Example Slurm Script

This script demonstrates how to submit an AlphaFold job using SLURM:

#!/bin/bash
#SBATCH --job-name=AlphaFold-Multimer     # Job name
#SBATCH --partition=gpu2                  # Specify GPU partition
#SBATCH --nodes=1                         # Number of nodes
#SBATCH --ntasks=1                        # Number of tasks (processes)
#SBATCH --cpus-per-task=4                 # Number of CPU cores per task
#SBATCH --mem=32G                         # request RAM
#SBATCH --gres=gpu:1                      # Request 1 GPU
#SBATCH --output=alphafold_%j.out         # Standard output (with job ID)
#SBATCH --error=alphafold_%j.err          # Standard error (with job ID)
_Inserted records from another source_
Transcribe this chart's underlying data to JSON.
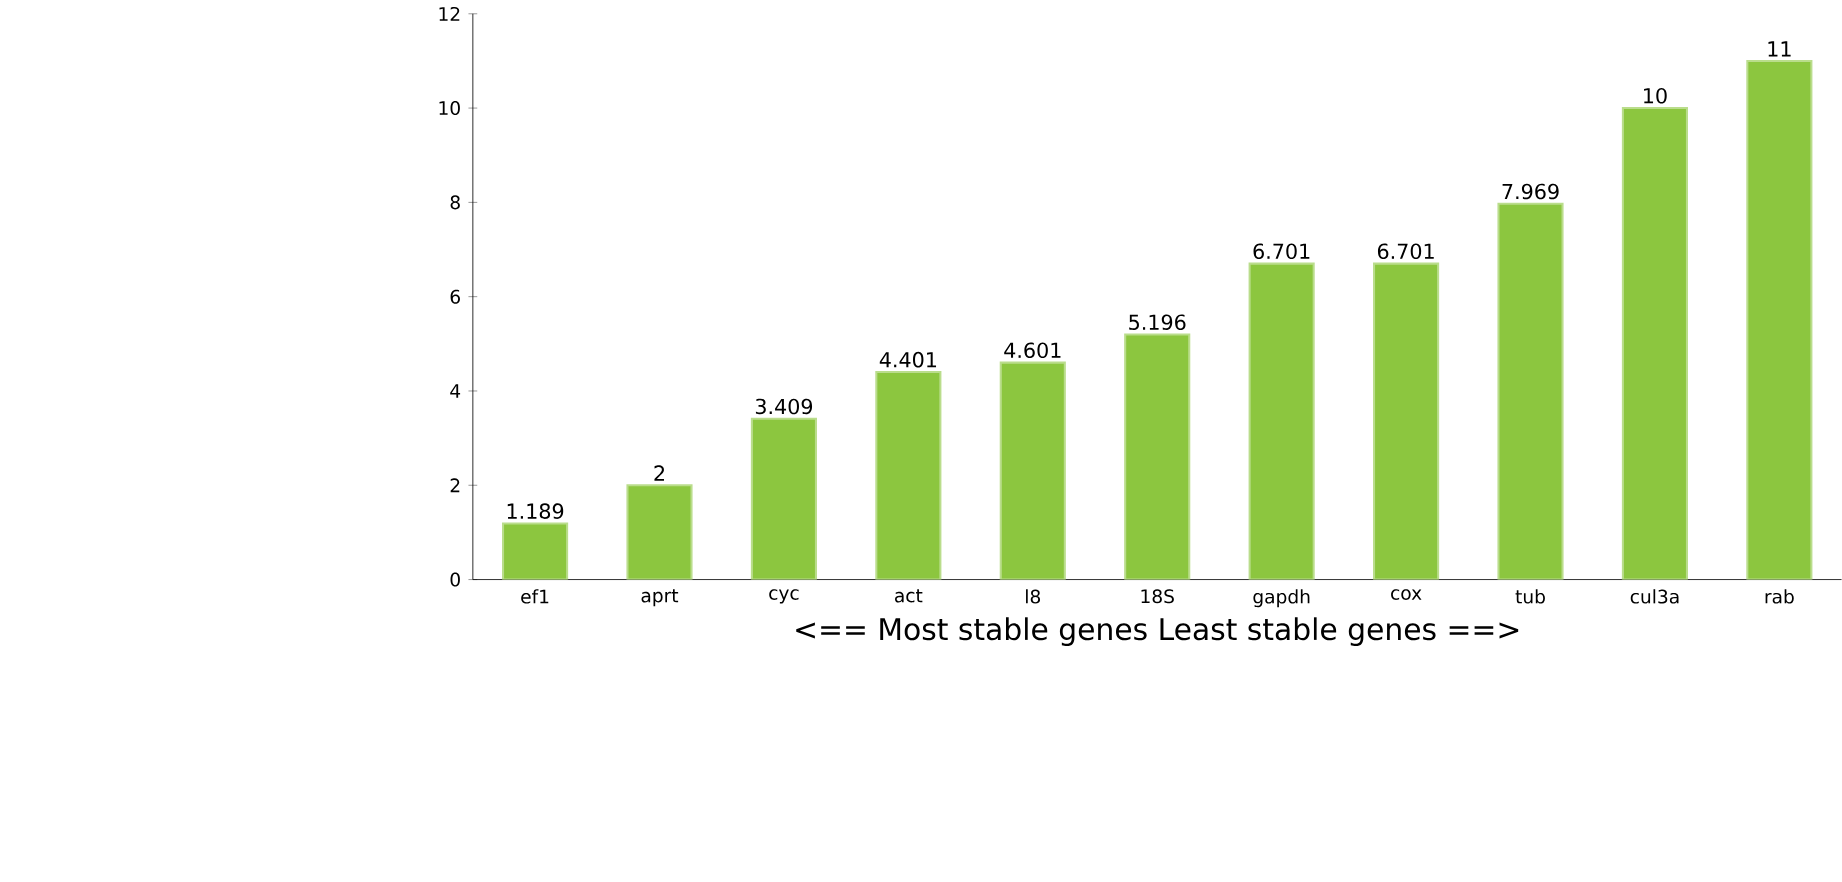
{
  "chart_data": {
    "type": "bar",
    "xlabel": "<== Most stable genes    Least stable genes ==>",
    "categories": [
      "ef1",
      "aprt",
      "cyc",
      "act",
      "l8",
      "18S",
      "gapdh",
      "cox",
      "tub",
      "cul3a",
      "rab"
    ],
    "values": [
      1.189,
      2,
      3.409,
      4.401,
      4.601,
      5.196,
      6.701,
      6.701,
      7.969,
      10,
      11
    ],
    "value_labels": [
      "1.189",
      "2",
      "3.409",
      "4.401",
      "4.601",
      "5.196",
      "6.701",
      "6.701",
      "7.969",
      "10",
      "11"
    ],
    "color": "#8cc63f",
    "ylim": [
      0,
      12
    ],
    "yticks": [
      0,
      2,
      4,
      6,
      8,
      10,
      12
    ],
    "grid": false,
    "legend": false
  }
}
# Description: AlphaFold-Multimer (Non-Docker) with auto-GPU selection

# Load the required module/environment
module load alphafold/alphafold_non_docker_2.3.1

# Run the AlphaFold script
bash $ALPHAFOLD_SCRIPT_PATH/run_alphafold.sh -d $ALPHAFOLD_DB_PATH -o ~/output_dir -f $ALPHAFOLD_SCRIPT_PATH/examples/query.fasta -t $(date +%Y-%m-%d)

Important Notes

  • Output Directory: You can specify the output directory using the `-o` parameter to store the results. This directory can be anywhere you choose.
  • The `-t` (max_template_date) parameter defines the maximum release date of templates to consider in the format `YYYY-MM-DD`. This is crucial when working with historical test sets, as it restricts the search for templates to those released on or before the specified date. You can use different dates depending on your requirements, such as the current date with `$(date +%Y-%m-%d)` or a specific historical date, like `-t 2021-12-31`.
  • Memory Requirements: For monomer jobs, at least 32GB of RAM is recommended. For multimer jobs, allocate at least 64GB of RAM; however, for more complex or large structures, consider using 128GB or more to ensure stability.

Additional Resources

  • You can download the `dummy_test` folder for sample output from this The Github Repository.
  • For sample data, you can use `/home/alphafold_folder/alphafold_multimer_non_docker/example/query.fasta` or provide your own data for queries.